В этот момент в комнату вошел уполномоченный МГБ, который осуществлял надзор за высланными эстонцами. Эльвира Мартовна моментально сообразила, какой материал попадет в руки МГБ, если они прочитают это стихотворение; она выхватила бумагу из рук одной из женщин и бросила её в печку. Но оперативник был начеку. Как цербер бросился он к печке и успел вытащить клочок еще не сгоревшей бумаги. Эльвиру арестовали. Суд вынес решение: за действия, квалифицированные как призыв к свержению существующего строя, Эльвира Мартовна Янсон приговаривается к 25 годам исправительно-трудовых работ с отбытием срока в лагерях Сибири и Дальнего Востока.

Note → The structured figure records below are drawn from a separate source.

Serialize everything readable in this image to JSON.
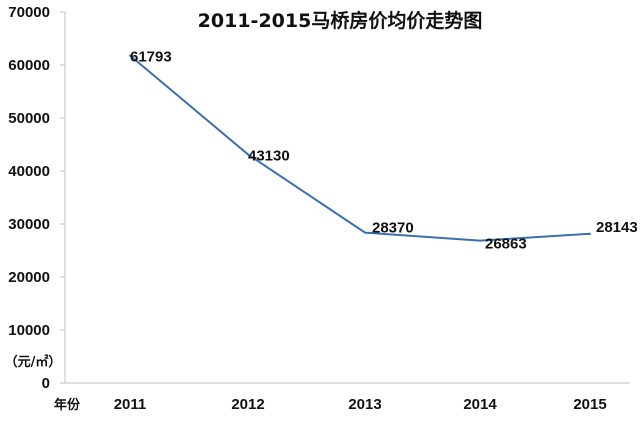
{
  "chart_data": {
    "type": "line",
    "title": "2011-2015马桥房价均价走势图",
    "xlabel": "年份",
    "ylabel": "（元/㎡）",
    "categories": [
      "2011",
      "2012",
      "2013",
      "2014",
      "2015"
    ],
    "series": [
      {
        "values": [
          61793,
          43130,
          28370,
          26863,
          28143
        ],
        "color": "#3a6fb0"
      }
    ],
    "data_labels": [
      "61793",
      "43130",
      "28370",
      "26863",
      "28143"
    ],
    "yticks": [
      "0",
      "10000",
      "20000",
      "30000",
      "40000",
      "50000",
      "60000",
      "70000"
    ],
    "ylim": [
      0,
      70000
    ],
    "grid": false,
    "legend": "none"
  }
}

Я спросила Эльвиру Мартовну, что побудило её совершить такой поступок. Опустив свои лучезарные глаза, она просто, очень скромно, словно разговор шел о каком-то пустяке, сказала:
– Я обязана была так поступить! И на суде я не отрицала, что написала этот текст. Разве могла я допустить, чтобы схватили врача, ведь тогда бы погибла её дочь, а мне теперь все равно: потеряв своих близких, я уже ничем не рискую…

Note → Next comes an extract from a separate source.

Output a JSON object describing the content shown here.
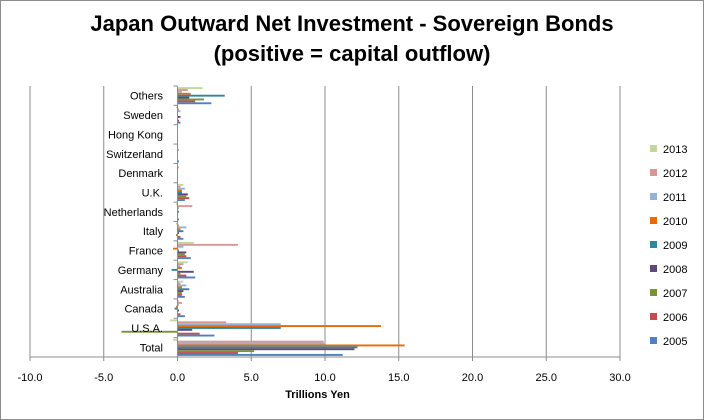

По вечерам, по очереди, по двое, мы садились на покатый подоконник окна камеры, пытаясь рассмотреть в огромном внутреннем дворе выходивших на прогулку заключенных. Однажды мы так же пытались рассмотреть что-нибудь во внутреннем дворе. Но там было тихо и пустынно. Неожиданно волна крика, истошного, нечеловеческого донеслась до наших ушей. Вслед за тем – как будто какие-то гигантские руки схватили чугунные решетки и стали их буйно трясти. Окованные железом двери задрожали под натиском тысяч рук, ударяющих в них. Казалось, что вся тюрьма дрожит, содрогается и вот-вот рухнет.
Постепенно крики стали принимать членораздельные звуки и мы различили массовое скандирование: «Про-ку-ро-ра! Про-ку-ро-ра! Про-ку-ро-ра!». Волна звуков то нарастала, то ослабевала, но скандирование продолжалось не менее 30 минут.
А во дворе мы заметили суетливое движение надзирателей. Видимо, предпринимались меры, чтобы успокоить страсти, давались заверения, что прокурор вот-вот явится, поэтому шум так же неожиданно стих, как и начался.
Впоследствии мы узнали, что причиной такого скандала было недовольство уголовников тем, что был посажен в карцер их главарь Сева, отъявленный бандит, сидевший за убийство.